In this so-called Golden Age of television fueled by binge-watching and blogging from all corners of
the internet, it is important to consider how our TV reverence influences our judgment of comedy. Hit shows like “Louie” and “Portlandia,” highly acclaimed by fans and critics alike, are regarded for their humor, but more often for their status as high-quality television. What makes them so beloved is not their punch lines, but their uniqueness, found in artful cinematography. So it makes perfect sense that “Baskets,” the new FX comedy starring Zach Galifianakis should debut now and reap the benefits.
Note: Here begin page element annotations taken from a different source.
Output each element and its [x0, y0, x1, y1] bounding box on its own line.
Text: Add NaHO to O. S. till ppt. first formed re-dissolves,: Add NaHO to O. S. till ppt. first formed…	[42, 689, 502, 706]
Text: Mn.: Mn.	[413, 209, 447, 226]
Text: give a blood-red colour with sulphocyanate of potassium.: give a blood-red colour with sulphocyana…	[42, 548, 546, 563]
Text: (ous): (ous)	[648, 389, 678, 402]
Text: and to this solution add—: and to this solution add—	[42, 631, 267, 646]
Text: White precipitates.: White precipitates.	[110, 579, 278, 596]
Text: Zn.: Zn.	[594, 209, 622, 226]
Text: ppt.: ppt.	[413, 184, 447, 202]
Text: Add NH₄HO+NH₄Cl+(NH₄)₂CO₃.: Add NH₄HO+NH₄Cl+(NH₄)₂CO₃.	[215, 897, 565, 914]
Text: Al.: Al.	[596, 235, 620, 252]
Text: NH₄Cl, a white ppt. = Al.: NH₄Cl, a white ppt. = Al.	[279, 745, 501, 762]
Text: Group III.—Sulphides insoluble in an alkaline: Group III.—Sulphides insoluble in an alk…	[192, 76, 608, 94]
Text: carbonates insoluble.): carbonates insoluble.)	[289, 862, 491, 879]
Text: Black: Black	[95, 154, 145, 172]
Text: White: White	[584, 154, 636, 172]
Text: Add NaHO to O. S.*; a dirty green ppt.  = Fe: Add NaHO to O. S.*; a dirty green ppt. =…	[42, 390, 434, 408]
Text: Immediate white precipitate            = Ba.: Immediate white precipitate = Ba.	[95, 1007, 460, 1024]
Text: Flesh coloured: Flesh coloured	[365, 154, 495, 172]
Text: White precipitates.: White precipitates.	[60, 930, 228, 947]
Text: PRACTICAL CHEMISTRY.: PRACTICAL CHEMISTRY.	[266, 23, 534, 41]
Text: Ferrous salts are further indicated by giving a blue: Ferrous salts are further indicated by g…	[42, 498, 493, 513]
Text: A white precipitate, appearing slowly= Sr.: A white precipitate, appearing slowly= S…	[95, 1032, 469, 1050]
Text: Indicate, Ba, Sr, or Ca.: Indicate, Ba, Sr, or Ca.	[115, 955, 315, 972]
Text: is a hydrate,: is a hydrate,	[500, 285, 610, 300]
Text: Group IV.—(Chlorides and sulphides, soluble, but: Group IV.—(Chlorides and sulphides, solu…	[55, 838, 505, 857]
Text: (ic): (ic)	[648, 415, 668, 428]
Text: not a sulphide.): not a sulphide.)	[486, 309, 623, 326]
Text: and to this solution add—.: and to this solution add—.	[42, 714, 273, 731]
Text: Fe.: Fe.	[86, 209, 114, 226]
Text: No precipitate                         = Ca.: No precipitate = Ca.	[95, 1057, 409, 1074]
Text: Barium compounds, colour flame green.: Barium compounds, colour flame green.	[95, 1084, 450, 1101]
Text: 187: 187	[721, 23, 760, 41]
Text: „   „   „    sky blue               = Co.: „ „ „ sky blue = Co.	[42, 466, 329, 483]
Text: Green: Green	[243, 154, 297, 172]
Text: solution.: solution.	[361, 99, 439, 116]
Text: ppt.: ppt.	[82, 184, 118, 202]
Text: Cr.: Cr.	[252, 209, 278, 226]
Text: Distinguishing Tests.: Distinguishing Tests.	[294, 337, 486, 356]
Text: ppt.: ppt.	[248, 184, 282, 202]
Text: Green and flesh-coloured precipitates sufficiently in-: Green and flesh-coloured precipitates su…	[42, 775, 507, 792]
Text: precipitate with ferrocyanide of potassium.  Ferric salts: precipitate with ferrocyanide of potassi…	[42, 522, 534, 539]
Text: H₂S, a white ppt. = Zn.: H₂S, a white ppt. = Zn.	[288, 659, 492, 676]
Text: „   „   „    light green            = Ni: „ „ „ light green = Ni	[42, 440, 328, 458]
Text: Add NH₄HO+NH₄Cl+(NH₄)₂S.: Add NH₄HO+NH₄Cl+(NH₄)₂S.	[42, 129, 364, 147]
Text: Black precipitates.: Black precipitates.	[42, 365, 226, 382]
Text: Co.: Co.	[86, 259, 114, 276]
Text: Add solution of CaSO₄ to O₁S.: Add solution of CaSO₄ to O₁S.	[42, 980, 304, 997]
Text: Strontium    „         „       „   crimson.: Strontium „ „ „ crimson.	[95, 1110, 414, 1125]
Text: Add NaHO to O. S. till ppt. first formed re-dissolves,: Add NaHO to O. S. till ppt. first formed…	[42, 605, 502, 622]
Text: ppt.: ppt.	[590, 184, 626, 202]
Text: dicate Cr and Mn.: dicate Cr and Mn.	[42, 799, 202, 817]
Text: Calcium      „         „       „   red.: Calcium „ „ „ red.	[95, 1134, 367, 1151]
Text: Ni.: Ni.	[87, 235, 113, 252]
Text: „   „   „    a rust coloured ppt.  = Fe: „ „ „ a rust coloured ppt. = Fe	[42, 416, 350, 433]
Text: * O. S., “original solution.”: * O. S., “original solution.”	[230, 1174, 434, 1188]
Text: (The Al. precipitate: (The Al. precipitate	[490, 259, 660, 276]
Created and produced by none other than Jonathan Krisel (“Portlandia”), Louis C.K. (“Louie”) and Galifianakis himself, “Baskets” is exactly what you expect it to be, in an unexpected way. Galifianakis stars as Chip Baskets, an aspiring professional clown who fails out of clown college in Paris because he cannot speak a word of French. After moving back home to Bakersfield, California (a slightly less cultured city), Chip struggles to find work worthy of his artistic pretentions and settles on a job as a rodeo clown. After crashing his main method of transportation, a baby blue scooter, Chip meets Martha (Martha Kelly) a kind insurance agent. Martha later gives Chip a ride to his mother’s house, where Mom Baskets (Louie Anderson) clearly expresses disappointment in Chip’s untraditional career path.
The first two episodes of “Baskets” are disappointment after disappointment for Chip. Even though audiences are used to mocking Galifianakis’ failures, this time it is different. As host of Funny or Die’s “Between Two Ferns,” Galifianakis’ best moments were those that exposed his insecurities. When attempts to intimidate interviewees backfired and he became defensive, he was at his best. “The Hangover,” his big break, was carried to icon status by his irrational, impulsive character. In “Baskets,” however, the audience has to adjust to a different kind of mocking humor. Even though Galifianakis is his usual defensive, insecure self, his constant failures are met with more pity than laughs.
When Chip fails out of clown college only to return to his home of Bakersfield, you feel a little disgust for such an ugly, strip-mall filled place. His hometown is unattractive like a scene from the “Workaholics” office — boring, industrial and overall unaccommodating for an aspiring artist. Even then, Chip struggles to find success from what he considers art and others consider foolishness. Chip’s life as a sad clown is presented with the “Portlandia”-esque realism that has Krisel written all over it. There is the constant mentioning of Arby’s and Costco, and the casting of people who do not look like they belong on TV, meaning they look like real people. In showing audiences these imperfect people in an imperfect place, “Baskets” aligns itself with the realistic sadness of “Portlandia” and “Louie.”
The success of “Baskets” rests on both if audiences are ready for another sad sitcom and if they are ready to see Galifianakis in such a role. Regardless, it is self-assured after two episodes and signifies the rise of more prestigious, alternative comedy. Chip may not be able to get laughs in Bakersfield, but let’s hope that viewers will like watching him fail.